The most common diseases of peonies are gray rot (botrytis), rust, and annular leaf mosaic.
Stems, buds, leaves are affected by gray rot. Young shoots are more often affected in the spring, during the period of active growth. A gray bloom appears at the base of the stem, then the stem darkens in this place, breaks and falls. Especially the disease develops in wet weather. Since the causative agent of this disease hibernates in the soil, then as a preventive measure in the spring I spend two sprays of the bushes and the ground around them with a 0.6- 0.7% solution of copper oxychloride or 1% Bordeaux liquid (consumption 2-3 liters per bush): the first spraying - at the beginning of the growing season (the appearance of buds above the ground), the second - after 10-12 days. When gray rot appears on the stems, I immediately cut them out to the rhizome and fill this place with one of the specified solutions.
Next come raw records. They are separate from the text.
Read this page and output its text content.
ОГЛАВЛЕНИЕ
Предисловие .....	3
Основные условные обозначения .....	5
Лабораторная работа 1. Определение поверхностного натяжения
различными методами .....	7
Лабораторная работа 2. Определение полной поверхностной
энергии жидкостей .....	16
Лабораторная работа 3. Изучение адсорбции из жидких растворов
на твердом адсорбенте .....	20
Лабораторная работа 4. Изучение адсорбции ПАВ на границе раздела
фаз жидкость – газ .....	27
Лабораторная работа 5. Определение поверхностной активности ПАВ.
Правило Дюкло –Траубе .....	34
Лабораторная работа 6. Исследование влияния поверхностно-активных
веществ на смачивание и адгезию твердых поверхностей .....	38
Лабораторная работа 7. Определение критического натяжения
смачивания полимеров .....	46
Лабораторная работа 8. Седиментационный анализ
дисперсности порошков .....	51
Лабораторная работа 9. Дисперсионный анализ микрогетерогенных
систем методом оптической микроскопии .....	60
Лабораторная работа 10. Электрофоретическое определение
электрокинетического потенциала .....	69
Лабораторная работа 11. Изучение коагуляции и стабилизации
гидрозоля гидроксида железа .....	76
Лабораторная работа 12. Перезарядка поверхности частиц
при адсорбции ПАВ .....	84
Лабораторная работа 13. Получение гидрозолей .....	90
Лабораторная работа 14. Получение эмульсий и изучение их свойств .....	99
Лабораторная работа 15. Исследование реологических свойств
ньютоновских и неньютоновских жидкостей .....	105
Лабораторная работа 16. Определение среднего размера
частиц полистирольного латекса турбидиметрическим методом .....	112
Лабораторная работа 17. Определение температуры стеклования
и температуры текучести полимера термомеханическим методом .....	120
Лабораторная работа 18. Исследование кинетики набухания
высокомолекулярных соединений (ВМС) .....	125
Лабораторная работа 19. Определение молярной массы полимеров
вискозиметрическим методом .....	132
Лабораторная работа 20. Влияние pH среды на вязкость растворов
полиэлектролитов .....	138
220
Rust is a dangerous fungal disease of peonies. After flowering (in the Moscow region - the first half of July), yellowish-brown spots with a purple tint appear on the leaves. The disease spreads quickly: peony bushes on large areas can be affected in 2-3 days. The leaves curl and dry out, as a result, the accumulation of nutrients in the roots stops, which negatively affects the establishment and development of renewal buds.
For the prevention of fungal diseases, a complex of agrotechnical measures is of great importance: digging the soil around the plants, timely and correct feeding, destruction of the affected leaves, and in September - pruning and burning of the entire aerial part of the plant, unseen planting of bushes, regular weeding, etc. Very effective autumn (after trimming the leaves) or early spring (before the appearance of buds) spraying the soil on plantings of peonies with nitrafen (200 g per 10 l of water). To prevent rust disease, I spray the plants with the same preparations as against gray rot, but after flowering with an interval of 7-10 days and immediately as signs of the disease appear. I cut off the affected leaves and burn them.
Ring mosaic of leaves is a viral disease. Light green and yellowish stripes, rings, half rings appear on the leaves, which worsens the decorative effect of the bushes, but does not reduce the growth and abundance of flowering. It is distributed when cutting flowers from diseased and healthy plants without intermediate disinfection of the instrument with a strong solution of potassium permanganate. On the bushes there can be both diseased and healthy shoots at the same time. During the budding period, diseased shoots are cut to the rhizome and burned.